San Diego County Sheriff Bill Gore said he will expand the no-questions-asked exchanges from south San Diego to other parts of his jurisdiction within six months. His department contributed $10,000 to United African American Ministerial Action Council's annual swap, which is in its fifth year.
“If we can prevent one violent act, save one life, this whole exercise is worth it,” Gore said at a news conference.
Authorities collected 364 guns, up from 312 at last year's swap and 158 in 2010's, said the Rev. Gerald Brown of the nonprofit group that sponsored the exchange.
San Diego is the second California city this week to promote gun swaps after the school rampage in Newtown, Conn. Los Angeles Mayor Antonio Villaraigosa said Monday that the city was moving up its gun buyback event to Dec. 26 from May.
Several San Diego gun owners lined up in a dirt parking lot said last week's shooting rampage was a tipping point.
Lei Anderson, 74, drove nearly an hour from suburban Escondido to trade in a .357 Magnum that she bought in 1986 for target practice and never uses. She suffers a terminal illness and worries that the gun will pass into the wrong hands after she dies.
“I've been meaning to get rid of it but I got lazy,” she said. “I have great-grandchildren and the idea that anything like this could happen to them is just so repulsive.”

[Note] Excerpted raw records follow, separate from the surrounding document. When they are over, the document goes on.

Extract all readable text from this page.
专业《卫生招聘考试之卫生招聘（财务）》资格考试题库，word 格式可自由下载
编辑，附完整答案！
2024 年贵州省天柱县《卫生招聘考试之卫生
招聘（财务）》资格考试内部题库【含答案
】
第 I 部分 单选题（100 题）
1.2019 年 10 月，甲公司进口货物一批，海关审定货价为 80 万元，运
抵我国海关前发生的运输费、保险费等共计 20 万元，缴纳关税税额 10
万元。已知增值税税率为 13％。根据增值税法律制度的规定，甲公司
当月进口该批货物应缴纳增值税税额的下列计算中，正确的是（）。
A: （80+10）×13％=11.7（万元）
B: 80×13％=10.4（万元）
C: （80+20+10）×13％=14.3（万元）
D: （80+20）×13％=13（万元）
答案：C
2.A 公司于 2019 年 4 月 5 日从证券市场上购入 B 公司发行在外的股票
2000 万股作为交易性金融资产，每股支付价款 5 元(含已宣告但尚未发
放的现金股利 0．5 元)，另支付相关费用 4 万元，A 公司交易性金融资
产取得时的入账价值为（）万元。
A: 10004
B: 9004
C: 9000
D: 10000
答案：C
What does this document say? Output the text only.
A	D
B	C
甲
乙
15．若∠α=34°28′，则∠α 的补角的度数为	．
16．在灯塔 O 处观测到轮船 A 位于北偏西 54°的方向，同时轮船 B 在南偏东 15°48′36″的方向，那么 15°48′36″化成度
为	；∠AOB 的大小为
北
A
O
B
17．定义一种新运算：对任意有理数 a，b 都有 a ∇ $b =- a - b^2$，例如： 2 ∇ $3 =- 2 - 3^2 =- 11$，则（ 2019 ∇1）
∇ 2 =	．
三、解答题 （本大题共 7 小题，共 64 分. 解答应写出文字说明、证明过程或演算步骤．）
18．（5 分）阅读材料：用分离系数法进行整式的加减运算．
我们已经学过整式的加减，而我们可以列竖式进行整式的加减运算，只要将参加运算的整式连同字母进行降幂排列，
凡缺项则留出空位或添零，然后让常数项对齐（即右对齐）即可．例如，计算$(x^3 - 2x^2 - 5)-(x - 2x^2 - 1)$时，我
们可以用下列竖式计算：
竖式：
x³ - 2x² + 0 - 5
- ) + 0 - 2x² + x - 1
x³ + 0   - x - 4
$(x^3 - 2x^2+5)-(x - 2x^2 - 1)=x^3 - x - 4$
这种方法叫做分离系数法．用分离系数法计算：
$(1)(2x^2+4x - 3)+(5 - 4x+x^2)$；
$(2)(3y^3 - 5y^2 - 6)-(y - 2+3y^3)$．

Eddie Perez, 73, turned in a .22-caliber pistol that he bought 30 years ago to protect his home. The San Diego man said the thought of his grandchildren being shot terrified him. He now feels safe with a Doberman he bought two years ago.
“All you need to protect yourself is a baseball bat and a good dog,” Perez said.
Gun owners got $50 grocery vouchers for a rifle and $100 vouchers for handguns and assault weapons, funded partly by the sheriff's department and district attorney's office.
Motorists handed over weapons from their car windows or popped their trunks for police officers when they arrived at the front of the line.
“This one will do some damage,” a San Diego police officer said as he carried away a high-powered rifle. “It's a good catch for us, takes one off the streets.”